少子高齢化を背景に風前の灯となっている公的年金について、政府が1月24日(金)に招集された通常国会に提出する予定の年金改革法案が明らかになりました。
その場その場で付焼刃的に乗り切ってきたツケをいよいよ払う時が来たようです。
年金改革法案の骨子は次の通り。
①在職老齢年金制度の見直し
年金が減額されない基準(現行は賃金+年金=月額50万円)を月額62万円に引き上げる。
今まで頑張って働いてきて、約束通りの年金を受け取り、時間があるし身体も動くからと働いたら年金が下がってしまう…おかしな話ですよね。

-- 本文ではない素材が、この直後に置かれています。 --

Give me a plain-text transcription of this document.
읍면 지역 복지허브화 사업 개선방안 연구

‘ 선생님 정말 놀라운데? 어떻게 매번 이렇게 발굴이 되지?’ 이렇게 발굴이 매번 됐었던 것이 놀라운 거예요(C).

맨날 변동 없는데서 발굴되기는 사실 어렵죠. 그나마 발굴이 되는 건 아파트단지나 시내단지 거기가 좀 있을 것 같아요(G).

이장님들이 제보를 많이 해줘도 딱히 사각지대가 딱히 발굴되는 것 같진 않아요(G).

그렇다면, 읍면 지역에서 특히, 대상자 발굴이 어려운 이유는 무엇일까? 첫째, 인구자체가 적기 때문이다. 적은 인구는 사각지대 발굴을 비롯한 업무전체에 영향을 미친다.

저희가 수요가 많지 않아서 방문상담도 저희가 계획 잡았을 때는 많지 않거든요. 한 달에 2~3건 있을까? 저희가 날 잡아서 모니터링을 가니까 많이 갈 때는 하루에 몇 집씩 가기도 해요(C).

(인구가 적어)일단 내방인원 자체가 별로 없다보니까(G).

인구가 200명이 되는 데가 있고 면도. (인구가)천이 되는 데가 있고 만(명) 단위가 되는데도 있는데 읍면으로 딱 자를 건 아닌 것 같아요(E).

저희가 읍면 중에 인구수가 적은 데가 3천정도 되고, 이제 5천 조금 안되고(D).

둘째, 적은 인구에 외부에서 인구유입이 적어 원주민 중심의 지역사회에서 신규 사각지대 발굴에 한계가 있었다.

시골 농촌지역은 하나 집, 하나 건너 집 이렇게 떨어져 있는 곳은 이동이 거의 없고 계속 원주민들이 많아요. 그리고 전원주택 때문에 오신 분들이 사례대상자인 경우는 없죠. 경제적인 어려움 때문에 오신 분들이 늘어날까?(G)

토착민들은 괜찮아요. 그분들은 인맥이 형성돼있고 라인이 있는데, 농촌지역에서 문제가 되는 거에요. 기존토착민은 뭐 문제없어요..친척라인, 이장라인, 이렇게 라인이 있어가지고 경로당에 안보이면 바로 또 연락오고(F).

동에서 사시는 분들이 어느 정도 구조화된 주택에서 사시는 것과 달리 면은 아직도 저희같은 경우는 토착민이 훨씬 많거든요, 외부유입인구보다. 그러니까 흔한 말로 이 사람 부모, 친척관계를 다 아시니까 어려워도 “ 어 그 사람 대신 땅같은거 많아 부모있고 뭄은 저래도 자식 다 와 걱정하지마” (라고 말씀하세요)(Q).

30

在職老齢年金制度の見直しは、高齢者の就労を促すという点ではいいと思いますが、年金財政の悪化により現役世代の年金水準が低下してしまいます。
こっちを立てるとあっちが立たない…若い世代に明るい未来がないなんてかわいそう…。
②高所得である会社員の保険料負担を引き上げる
厚生年金保険料を払う際の標準報酬月額の上限等級(現行65万円)を75万円に引き上げる。
年収798万円以上の人が対象ですが、改正されると月額9千円(MAX)の負担増となります。
引き上げ後の保険料を10年払えば老齢年金が月額5千円増えるそうですが、現役時代の元気な時の手取りが減るのって嬉しくないなあ…。
③基礎年金の底上げ
このままだと基礎年金が3割減ると予想されているため、厚生年金の積立金と国庫負担(ようするに税金)を活用し底上げする。
改正した場合、追加の国庫負担が2.6兆円も生じるそうですが、その財源は?また増税?
そもそも何で会社員の厚生年金積立金を全国民適用の基礎年金に使うの?…なんだかなあ…。
④厚生年金適用対象者の拡大
パート労働者を厚生年金適用対象者とすべく、「106万円の壁(従業員数51人以上)」「130万円の壁(従業員数50人以下)」といった企業規模要件や賃金要件を廃止する。
週20時間以上勤務の条件は残るので、「106万円の壁」が「20時間の壁」に変わるだけで働き控え対策にならないと言った声も聞こえます…。
そもそも、国民年金保険料を払わず基礎年金がもらえる専業主婦の特権「第三号被保険者」の制度をなくすべきではないでしょうか。
夫は会社員、妻は専業主婦の標準モデル世帯なんて既に崩壊しています。
男女雇用格差の是正、女性の社会進出にも逆行した制度になっているのですから廃止すべきではないでしょうか?
(個人的には「第三号被保険者は子を2人以上産まなければいけない」というルールを設けるのであれば存続に賛成です。)
実際にこの案の通りすんなり議論が進みそうにない雰囲気もありますが、我々国民にとってとても重要な社会保障の改革ですから、行方を見守りましょう。